WILLIAM MARION REECE (1874-1939) was a fiddler and fife player, farmer, blacksmith, and fiddle-maker from western North Carolina, who lived in various communities there such as Mabel, Cove Creek, and particularly Zionville, in Watauga County, in rugged country north of Boone and a few miles from the state line with Johnson County, Tennessee. He played the older Watauga County repertoire very well according to the older fiddlers of the area. He played in standard and cross-tuning, and was fond of drone notes. Reece came from a large extended family, whom he would visit often, and probably was a descendant of of Valentine Reece, who came to the western side of the Blue Ridge from Germany before the American Revolution with his wife Christina Harmon (Harmann). He is also possibly related to Manly Reece, one of the earliest documented banjo players from nearby Randolph County, North Carolina, who reportedly played frequently with Green Leonard, a near-legendary figure who was a mentor to southwest Virginia fiddler Emmett Lundy[1] Marion's fife was an instrument that his father or grandfather played in the American Civil War. Many of the extended Reece family were Union sympathizers, and the "Mountain Yankee" 13th Tenn. Cavalry and 4th Tenn. Infantry units were raised in the area where they lived.

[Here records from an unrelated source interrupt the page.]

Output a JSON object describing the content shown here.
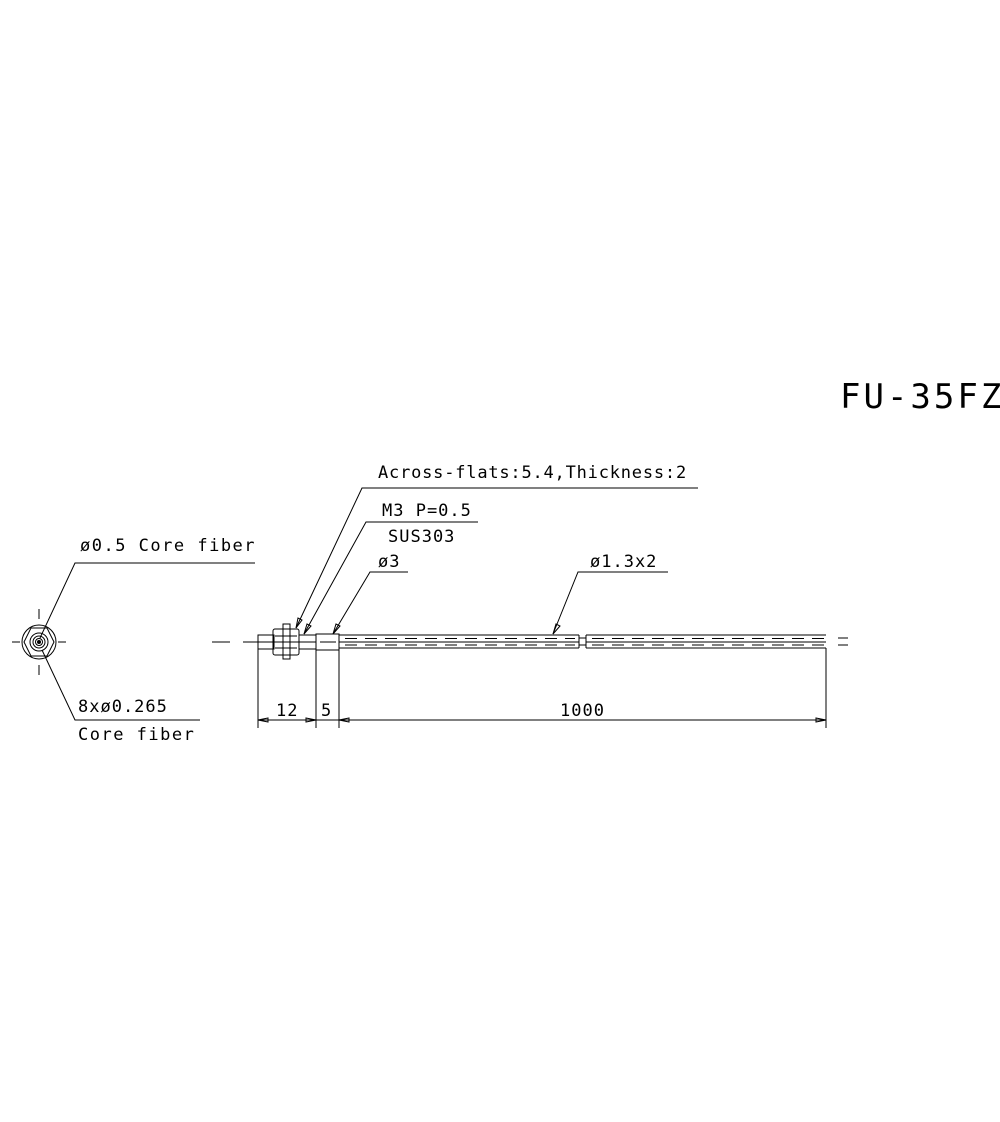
{
  "title": "FU-35FZ",
  "colors": {
    "line": "#000000",
    "background": "#ffffff"
  },
  "end_view": {
    "core_label": "ø0.5 Core fiber",
    "fibers_label_line1": "8xø0.265",
    "fibers_label_line2": "Core fiber"
  },
  "side_view": {
    "nut_label": "Across-flats:5.4,Thickness:2",
    "thread_label": "M3 P=0.5",
    "material_label": "SUS303",
    "sleeve_label": "ø3",
    "cable_label": "ø1.3x2",
    "dimensions": {
      "head_length": "12",
      "sleeve_length": "5",
      "cable_length": "1000"
    }
  }
}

Reece was in his early 60's when he was recorded by John Lomax for the Library of Congress, on a WPA collecting trip. Lomax spelled his last name "Rees" on the recording note cards. [Information on Reese from public postings by Joe Wilson, and from Drew Beisswenger et al, Appalachian Fiddle Tunes, 2021, p. 92].



  1. Information from Beisswenger et al., 2021, p. 92. Reece and Lundy both played tunes they called "Lost Girl", although they differ musically from one-another.